Luckily, the other end of the alleyway isn’t manned yet. I turn the corner, scanning the wall for a different entrance. This side of the building isn’t quite so chaotic with people, so hope blooms inside me. If I could just find a door. Something. Anything.

Except for blown-out windows, the fire hasn’t even reached this side of the building. I skip over the glass as best I can until a scream pierces the air.

I spin on my heel. Further down the block, a gang of guys spill out of an alleyway. Hands shove a dark-haired boy to his knees and aim a gun at his head. Fear crawls its way up my throat. That’s Oscar. “No!”

I run toward them. They’ve angled themselves away from the building, so I can’t see what’s happening, but I don’t stop. The burning in my lungs increases, but my gaze narrows ahead with laser focus. I leap toward the taut shoulder of the asshole holding a gun to my boyfriend, tackling him with the force of my body. We go down hard, and the gun slips from his hand and skids across the concrete.
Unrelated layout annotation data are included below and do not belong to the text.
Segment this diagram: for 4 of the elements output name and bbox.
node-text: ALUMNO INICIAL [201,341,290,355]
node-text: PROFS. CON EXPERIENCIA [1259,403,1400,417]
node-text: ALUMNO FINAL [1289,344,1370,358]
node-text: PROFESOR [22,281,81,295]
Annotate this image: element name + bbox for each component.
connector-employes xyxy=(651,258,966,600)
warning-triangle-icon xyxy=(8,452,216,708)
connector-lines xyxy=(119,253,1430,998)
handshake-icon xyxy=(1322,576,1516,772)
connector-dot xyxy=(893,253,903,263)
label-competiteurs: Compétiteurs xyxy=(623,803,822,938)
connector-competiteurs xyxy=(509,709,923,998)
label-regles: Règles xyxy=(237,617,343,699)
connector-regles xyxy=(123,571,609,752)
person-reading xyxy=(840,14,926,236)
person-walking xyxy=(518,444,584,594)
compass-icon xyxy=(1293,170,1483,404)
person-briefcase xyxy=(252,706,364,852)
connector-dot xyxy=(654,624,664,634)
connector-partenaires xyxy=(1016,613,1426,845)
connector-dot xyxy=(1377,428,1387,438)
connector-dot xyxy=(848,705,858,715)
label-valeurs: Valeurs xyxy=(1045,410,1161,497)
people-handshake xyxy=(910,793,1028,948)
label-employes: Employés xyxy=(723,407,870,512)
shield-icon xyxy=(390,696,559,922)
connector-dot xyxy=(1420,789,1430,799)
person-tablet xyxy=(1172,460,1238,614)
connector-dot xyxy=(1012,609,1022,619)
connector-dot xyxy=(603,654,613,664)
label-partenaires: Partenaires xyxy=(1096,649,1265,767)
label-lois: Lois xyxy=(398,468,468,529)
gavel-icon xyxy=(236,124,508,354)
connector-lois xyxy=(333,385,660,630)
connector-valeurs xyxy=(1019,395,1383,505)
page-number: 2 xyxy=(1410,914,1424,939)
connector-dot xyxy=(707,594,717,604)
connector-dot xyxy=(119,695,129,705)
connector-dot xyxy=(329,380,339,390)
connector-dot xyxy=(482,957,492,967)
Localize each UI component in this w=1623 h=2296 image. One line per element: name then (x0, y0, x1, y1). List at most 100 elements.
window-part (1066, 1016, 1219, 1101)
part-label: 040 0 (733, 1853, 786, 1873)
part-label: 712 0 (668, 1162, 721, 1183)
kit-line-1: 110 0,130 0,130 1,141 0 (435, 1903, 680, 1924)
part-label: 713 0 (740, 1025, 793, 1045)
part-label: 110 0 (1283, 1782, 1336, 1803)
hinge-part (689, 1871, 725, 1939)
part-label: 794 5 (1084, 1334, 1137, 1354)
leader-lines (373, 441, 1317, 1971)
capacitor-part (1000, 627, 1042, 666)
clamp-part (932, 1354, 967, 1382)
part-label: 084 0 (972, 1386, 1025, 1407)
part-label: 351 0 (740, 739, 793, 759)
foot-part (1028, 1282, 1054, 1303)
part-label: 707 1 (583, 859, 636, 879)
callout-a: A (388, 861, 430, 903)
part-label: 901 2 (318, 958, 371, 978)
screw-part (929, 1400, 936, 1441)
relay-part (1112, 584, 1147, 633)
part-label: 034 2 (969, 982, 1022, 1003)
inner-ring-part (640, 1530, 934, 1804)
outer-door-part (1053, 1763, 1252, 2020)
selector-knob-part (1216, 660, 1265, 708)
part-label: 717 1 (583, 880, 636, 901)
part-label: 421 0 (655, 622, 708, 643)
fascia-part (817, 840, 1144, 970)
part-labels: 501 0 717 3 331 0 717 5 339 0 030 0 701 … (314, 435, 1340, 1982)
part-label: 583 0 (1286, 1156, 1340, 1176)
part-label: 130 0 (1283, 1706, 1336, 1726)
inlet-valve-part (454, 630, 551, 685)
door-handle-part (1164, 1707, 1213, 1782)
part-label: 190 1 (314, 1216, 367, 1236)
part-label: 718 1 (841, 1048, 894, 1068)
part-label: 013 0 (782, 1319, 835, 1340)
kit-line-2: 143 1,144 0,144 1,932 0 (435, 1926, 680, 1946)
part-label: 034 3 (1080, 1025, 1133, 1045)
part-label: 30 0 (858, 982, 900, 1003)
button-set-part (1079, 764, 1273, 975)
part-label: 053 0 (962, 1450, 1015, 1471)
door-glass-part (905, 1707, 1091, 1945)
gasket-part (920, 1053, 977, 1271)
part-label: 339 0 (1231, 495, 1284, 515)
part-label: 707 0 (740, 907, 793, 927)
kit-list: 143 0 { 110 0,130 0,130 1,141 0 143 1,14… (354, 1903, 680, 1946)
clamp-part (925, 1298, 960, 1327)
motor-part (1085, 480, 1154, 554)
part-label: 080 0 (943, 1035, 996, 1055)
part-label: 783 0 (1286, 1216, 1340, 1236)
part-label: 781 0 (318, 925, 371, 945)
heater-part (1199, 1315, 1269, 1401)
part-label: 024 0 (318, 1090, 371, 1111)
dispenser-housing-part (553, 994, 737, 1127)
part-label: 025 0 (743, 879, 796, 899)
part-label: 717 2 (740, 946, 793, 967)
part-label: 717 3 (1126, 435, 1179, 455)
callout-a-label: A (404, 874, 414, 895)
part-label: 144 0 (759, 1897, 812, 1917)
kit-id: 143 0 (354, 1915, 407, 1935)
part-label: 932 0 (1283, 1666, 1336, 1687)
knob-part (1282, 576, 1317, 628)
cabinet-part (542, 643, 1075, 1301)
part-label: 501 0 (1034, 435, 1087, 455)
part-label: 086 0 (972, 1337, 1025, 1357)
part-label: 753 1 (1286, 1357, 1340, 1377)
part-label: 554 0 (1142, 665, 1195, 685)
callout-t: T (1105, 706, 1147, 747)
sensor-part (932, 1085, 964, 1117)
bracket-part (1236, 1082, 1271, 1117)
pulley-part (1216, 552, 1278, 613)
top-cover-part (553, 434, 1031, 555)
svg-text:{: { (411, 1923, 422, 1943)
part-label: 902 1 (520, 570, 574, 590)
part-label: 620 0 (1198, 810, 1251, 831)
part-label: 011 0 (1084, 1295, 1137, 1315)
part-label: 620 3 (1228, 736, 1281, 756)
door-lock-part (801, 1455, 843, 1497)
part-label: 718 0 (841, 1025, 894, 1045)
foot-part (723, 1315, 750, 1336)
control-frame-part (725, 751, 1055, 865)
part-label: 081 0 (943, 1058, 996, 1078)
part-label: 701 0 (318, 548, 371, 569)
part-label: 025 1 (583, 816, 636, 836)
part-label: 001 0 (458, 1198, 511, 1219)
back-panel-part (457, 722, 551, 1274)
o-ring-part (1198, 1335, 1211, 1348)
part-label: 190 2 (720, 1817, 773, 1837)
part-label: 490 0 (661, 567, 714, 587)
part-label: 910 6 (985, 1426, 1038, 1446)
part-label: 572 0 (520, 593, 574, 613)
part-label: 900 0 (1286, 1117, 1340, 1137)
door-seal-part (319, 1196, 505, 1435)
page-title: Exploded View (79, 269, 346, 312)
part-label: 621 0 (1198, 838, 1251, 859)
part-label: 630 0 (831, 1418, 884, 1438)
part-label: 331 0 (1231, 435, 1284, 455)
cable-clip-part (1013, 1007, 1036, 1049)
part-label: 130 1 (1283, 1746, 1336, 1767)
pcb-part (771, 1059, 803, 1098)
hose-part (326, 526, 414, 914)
Hands grab for me, but I posture up and bring my fist down on the back of the guy’s head. His head cracks against the sidewalk in front of us. Knocked out from the impact, he doesn’t move, but that’s not good enough for me. Rage fuels my movements. I pick his head up and slam it into the concrete again and again. Blood rushes over my fingers and pools on the concrete below us.

“I’d stop if I were you,” a voice says.

I throw the lifeless head back to the ground and gaze up into a barrel of a gun. The same gun that skidded over the concrete. I don’t dare look away from it, not to even peek two feet to my right where Oscar should be to make sure he’s okay. Instead, I stare down the abrupt end to my life.